De rode kleuren in de vlekken schijnen weer te zijn ontstaan ten gevolge van de invloed van ijzer. De groene vlekken zijn volgens Hesemann gesteenteresten die niet door ijzerinvloeden zijn beïnvloed.

b. Digerbergtuffiet.

Digerbergtuffen zijn over het algemeen rood, bruin of grijsachtig van kleur. De grondmassa bestaat vaak uit zeer fijn hoekig gruis met daarin grotere stukjes gesteente van verschillende stenen uit het Dalarna gebied.
Door de aanwezigheid van de grotere afgeronde steentjes zijn de Digerbergtuffen over het algemeen wat conglomeratisch. Soms is er iets zichtbaar van gelaagdheid.

c. Digerbergconglomeraat (1,65 miljard jaren)

Digerbergconglomeraat is over het algemeen een zeer grof conglomeraat. De rolstenen in het gesteente zijn meestal porfieren en porfirieten. Het bindmiddel tussen deze rolstenen verschilt in grofheid. Men kan van een conglomeraat pas met zekerheid zeggen dat het een Digerbergconglomeraat is, als het rolsteenmateraal aanwijsbaar uit Dalarnagesteenten bestaat.

d. Idre-conglomeraat.

Tussen Idre en de Noorse grens komen in de omgeving van Drevdagen conglomeraten voor, die wel Idre-conglomeraat worden genoemd.
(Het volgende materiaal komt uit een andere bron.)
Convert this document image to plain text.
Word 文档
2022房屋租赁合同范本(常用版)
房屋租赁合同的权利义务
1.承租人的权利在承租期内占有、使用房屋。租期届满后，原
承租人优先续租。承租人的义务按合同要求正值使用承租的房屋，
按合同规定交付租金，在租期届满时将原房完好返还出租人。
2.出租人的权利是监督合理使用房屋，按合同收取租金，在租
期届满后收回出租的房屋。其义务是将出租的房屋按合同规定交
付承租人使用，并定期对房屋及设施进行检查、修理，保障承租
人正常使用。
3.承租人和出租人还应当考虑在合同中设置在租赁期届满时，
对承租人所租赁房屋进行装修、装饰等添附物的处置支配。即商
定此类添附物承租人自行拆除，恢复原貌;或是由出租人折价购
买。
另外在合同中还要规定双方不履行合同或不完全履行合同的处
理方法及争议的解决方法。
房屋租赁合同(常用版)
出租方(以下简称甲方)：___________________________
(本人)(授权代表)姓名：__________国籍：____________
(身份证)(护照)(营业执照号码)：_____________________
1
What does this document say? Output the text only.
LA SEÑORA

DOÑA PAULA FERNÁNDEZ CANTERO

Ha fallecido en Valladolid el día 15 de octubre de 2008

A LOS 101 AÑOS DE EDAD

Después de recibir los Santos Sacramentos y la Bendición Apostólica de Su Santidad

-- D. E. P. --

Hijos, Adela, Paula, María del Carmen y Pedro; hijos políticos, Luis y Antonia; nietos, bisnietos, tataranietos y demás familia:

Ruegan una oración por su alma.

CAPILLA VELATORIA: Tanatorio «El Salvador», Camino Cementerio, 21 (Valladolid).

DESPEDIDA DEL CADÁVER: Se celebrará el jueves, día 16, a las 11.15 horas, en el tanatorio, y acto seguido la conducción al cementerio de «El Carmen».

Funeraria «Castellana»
In de literatuur wordt dit gesteente weinig genoemd en het is niet zeker of dit gesteente bij de gidsgesteenten thuishoort.
De Idre-conglomeraten zijn echter stenen met kenmerken, die hen onderscheiden van andere conglomeraten.
In de eerste plaats hebben ze de kenmerkende kleur van de Idrekwartsporfieren en dit gesteente komt ook als rolsteentjes voor in de conglomeraten. Vooral in de steen van foto 1 is dit duidelijk te zien. Opvallend zijn de rode veldspaatvlekken. Ze komen voor in beide stenen. De steen van foto 3 heeft een grondmassa die doet denken aan een tuffiet. Mogelijk is de naam tuffiet hier beter op zijn plaats dan de benaming conglomeraat.

e. Pisoliet van Dalarna

Pisolieten behoren eigenlijk tot de Tuffieten. Zandstra hanteert in de “Platenatlas 1999” de naam: Pisolitische Dalarnaporfier-Tuffiet. Dit Tuffiet-achtige karakter is goed zichtbaar op detailfoto 4, waar een aantal, over de grondmassa verdeelde gesteentefragmentjes, duidelijk zichtbaar zijn
In de harde, dichte grondmassa vinden we een aantal opvallende “bolletjes”, die ongeveer de grootte van een erwt bereiken. (De naam Pisoliet is afgeleid van het Griekse woord “pea”, oftewel “erwt”)
De bolletjes hebben een rand die zowel op het gesteenteoppervlak als op het zaagvlak duidelijk donkerder is dan de kern van het bolletje, die ongeveer de kleur heeft van de grondmassa. (Foto”s 1 en 2) Het verschil in kleur wordt veroorzaakt door het meer glasachtige karakter van de rand.
Dat de donkere rand van de pisolieten harder is dan de kern is vrij goed zichtbaar op detailfoto 4, waar de kern door grotere verwering iets dieper ligt dan de rand.
Over het ontstaan van Pisolieten is in de gangbare literatuur weinig informatie te krijgen. Bovendien zijn de verklaringen sterk verschillend. Zandstra (1988) vermeldt, dat het gesteente is ontstaan als gevolg van vulkanisme op het moment, dat het gesteente aan licht was blootgesteld. Een andere theorie gaat uit van het ontstaan in ondiepe zeeën door de aangroei van kwarts of kalk rondom kernen.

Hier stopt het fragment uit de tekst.